Joye Kiester, Department of Linguistics, University of California Santa Barbara
"'What Does a Sorry Card Do'?: Board Game Discourse as a Genre"
This talk will focus on an analysis of the characteristics of the genre of
Board Game Discourse through a discourse-functional approach based on a
case study of a recording of four participants playing the board game
Sorry. As a genre, Board Game Discourse exhibits complexity within the
participants? talk, as well as the added complexity of simultaneous
participation in a board game. The strategy of combining these two layers
of complexity is skillfully deployed by speakers both to manage their
social interaction through talk and to deal with the concurrent activity
around which the talk is organized. The multi-layered complexity within
this genre is reflected in three functions of talk: (a) board game
management, (b) game narrative, and (c) social interaction.
Through this analysis, we will see the relationship between form and
function in the genre of Board Game Discourse.
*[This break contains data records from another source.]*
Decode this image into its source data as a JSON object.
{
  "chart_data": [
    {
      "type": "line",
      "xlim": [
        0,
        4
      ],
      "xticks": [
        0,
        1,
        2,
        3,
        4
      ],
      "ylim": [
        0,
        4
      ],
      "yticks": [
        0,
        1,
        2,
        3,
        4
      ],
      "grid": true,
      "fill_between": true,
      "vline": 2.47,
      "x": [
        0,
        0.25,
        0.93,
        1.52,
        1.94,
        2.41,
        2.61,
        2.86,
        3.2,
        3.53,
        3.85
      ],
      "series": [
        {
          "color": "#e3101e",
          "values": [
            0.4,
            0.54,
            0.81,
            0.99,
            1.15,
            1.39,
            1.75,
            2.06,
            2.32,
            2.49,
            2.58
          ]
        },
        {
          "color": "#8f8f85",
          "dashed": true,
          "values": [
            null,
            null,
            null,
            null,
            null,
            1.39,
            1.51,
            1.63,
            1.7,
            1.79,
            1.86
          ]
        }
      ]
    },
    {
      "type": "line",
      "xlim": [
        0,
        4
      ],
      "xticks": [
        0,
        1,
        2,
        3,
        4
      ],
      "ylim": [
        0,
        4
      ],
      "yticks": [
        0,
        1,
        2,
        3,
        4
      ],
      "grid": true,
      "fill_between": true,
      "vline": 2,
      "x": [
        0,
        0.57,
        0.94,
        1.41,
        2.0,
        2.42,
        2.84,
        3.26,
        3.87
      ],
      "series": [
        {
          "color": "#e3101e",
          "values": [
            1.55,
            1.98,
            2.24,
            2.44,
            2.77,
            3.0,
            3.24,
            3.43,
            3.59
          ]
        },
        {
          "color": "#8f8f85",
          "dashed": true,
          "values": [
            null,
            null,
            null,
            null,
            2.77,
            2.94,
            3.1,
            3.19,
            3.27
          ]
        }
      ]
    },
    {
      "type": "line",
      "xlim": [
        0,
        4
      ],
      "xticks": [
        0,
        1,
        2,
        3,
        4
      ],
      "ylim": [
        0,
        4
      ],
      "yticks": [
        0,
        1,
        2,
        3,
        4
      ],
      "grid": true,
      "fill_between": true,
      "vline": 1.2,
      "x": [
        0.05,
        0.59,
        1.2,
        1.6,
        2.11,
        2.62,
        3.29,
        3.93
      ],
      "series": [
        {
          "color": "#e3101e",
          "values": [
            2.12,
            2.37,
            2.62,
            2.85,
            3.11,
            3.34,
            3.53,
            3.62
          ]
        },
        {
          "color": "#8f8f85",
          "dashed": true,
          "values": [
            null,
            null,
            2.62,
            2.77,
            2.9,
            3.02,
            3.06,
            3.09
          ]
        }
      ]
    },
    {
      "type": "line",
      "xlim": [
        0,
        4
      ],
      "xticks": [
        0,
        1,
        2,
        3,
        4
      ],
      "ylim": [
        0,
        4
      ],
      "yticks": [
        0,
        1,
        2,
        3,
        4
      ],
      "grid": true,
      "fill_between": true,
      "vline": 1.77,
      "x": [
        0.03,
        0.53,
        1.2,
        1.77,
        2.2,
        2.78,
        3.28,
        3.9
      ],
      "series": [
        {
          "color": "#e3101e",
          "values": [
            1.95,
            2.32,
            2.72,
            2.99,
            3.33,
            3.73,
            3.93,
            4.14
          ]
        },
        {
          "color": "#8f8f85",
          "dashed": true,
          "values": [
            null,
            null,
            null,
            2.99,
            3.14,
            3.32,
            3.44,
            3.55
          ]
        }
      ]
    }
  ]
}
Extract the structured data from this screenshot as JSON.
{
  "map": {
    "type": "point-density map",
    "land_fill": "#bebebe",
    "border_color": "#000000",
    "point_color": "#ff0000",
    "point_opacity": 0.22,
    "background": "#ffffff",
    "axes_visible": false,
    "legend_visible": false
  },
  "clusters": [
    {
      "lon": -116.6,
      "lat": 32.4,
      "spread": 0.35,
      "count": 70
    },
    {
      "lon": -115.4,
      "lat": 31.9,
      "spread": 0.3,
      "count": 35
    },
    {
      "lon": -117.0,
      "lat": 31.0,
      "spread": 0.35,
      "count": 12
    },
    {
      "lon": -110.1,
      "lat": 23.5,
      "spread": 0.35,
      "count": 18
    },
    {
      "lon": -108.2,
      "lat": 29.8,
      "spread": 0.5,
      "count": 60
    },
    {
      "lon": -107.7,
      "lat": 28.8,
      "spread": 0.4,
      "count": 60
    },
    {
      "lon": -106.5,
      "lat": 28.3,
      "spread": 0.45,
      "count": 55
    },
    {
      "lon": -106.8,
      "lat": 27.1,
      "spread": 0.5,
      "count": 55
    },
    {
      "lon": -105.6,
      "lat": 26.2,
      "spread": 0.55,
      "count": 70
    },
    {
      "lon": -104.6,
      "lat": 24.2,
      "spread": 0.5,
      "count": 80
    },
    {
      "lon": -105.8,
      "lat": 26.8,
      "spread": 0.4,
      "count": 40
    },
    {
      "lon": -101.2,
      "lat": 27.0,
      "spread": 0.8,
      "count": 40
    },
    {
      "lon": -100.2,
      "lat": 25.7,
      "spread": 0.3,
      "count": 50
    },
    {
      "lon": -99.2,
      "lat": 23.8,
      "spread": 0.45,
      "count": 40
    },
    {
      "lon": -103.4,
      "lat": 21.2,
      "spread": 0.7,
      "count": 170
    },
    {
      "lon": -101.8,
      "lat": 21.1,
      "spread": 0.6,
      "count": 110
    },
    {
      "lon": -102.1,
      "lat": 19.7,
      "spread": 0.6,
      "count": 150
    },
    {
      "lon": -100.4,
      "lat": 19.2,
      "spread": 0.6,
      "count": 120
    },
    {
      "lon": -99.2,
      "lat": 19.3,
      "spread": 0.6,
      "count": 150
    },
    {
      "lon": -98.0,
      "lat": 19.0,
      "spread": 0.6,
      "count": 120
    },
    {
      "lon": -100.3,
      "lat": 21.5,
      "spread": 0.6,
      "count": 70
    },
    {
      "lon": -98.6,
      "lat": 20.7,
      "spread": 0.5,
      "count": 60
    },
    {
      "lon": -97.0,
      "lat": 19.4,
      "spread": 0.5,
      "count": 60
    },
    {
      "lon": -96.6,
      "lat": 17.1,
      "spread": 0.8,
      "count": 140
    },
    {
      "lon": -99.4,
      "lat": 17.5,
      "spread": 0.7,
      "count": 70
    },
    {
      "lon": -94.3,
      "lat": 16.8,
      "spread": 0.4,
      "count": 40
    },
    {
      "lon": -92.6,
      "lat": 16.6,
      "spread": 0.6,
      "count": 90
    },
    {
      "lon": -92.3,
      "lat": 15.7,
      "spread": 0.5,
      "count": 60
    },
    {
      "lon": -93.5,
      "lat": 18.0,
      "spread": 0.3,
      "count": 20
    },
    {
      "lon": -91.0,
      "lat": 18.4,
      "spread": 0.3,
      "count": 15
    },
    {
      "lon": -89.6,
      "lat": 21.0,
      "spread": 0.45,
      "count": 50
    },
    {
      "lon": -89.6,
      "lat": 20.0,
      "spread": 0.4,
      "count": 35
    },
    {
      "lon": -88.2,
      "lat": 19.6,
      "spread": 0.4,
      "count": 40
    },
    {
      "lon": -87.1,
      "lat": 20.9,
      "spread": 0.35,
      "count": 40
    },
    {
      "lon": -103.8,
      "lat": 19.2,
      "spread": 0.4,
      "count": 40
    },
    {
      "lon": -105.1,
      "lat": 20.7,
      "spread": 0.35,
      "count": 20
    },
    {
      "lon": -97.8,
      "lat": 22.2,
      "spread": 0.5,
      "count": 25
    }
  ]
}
Speakers structure the
organization of their conversational turn-taking within Board Game
Discourse depending upon the function of their talk. In addition to this,
speakers transition between functions of talk in different ways. This will
be demonstrated through a variety of examples from this case study, with
special focus on the way in which speakers utilize the creation of
resonance with prior utterances in order to transition from board game
management and game narrative talk to social interaction talk.